There is no death of sin without the death of Christ.
John Owen
Mortification is the work of believers: Rom. 8:13, “If ye through the Spirit,” etc.,—ye believers, to whom there is no condemnation, verse 1. They alone are exhorted to it: Col. 3:5, “Mortify therefore your members which are upon the earth.” Who should mortify? You who “are risen with Christ,” verse 1; whose “life is hid with Christ in God,” verse 3; who “shall appear with him in glory,” verse 4. An unregenerate man may do something like it; but the work itself, so as it may be acceptable with God, he can never perform.

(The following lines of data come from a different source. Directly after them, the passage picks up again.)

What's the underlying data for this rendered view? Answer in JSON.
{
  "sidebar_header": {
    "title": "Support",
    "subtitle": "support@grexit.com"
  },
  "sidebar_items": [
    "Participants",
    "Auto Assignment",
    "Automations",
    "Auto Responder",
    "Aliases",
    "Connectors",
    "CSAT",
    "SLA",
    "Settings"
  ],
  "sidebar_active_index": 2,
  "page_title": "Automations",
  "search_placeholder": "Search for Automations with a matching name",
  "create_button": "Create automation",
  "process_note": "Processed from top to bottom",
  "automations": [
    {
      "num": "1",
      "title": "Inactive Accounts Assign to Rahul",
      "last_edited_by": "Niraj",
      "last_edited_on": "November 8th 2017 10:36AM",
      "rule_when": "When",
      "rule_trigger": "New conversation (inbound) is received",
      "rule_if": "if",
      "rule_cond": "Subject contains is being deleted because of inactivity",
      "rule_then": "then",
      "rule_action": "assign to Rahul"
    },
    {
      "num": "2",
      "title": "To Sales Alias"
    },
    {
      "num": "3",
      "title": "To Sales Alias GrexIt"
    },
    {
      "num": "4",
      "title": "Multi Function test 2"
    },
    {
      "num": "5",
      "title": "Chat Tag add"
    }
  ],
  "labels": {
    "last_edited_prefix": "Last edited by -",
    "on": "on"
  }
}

You know what a picture of it is drawn in some of the philosophers,—Seneca, Tully, Epictetus; what affectionate discourses they have of contempt of the world and self, of regulating and conquering all exorbitant affections and passions! The lives of most of them manifested that their maxims differed as much from true mortification as the sun painted on a sign-post from the sun in the firmament; they had neither light nor heat. Their own Lucian sufficiently manifests what they all were. There is no death of sin without the death of Christ. You know what attempts there are made after it by the Papists, in their vows, penances, and satisfactions. I dare say of them (I mean as many of them as act upon the principles of their church, as they call it) what Paul says of Israel in point of righteousness, Rom. 9:31, 32,—They have followed after mortification, but they have not attained to it. Wherefore? “Because they seek it not by faith, but as it were by the works of the law.” The same is the state and condition of all amongst ourselves who, in obedience to their convictions and awakened consciences, do attempt a relinquishment of sin;—they follow after it, but they do not attain it.
Owen, J. (n.d.). The works of John Owen. (W. H. Goold, Ed.) (Vol. 6, pp. 33–34). Edinburgh: T&T Clark.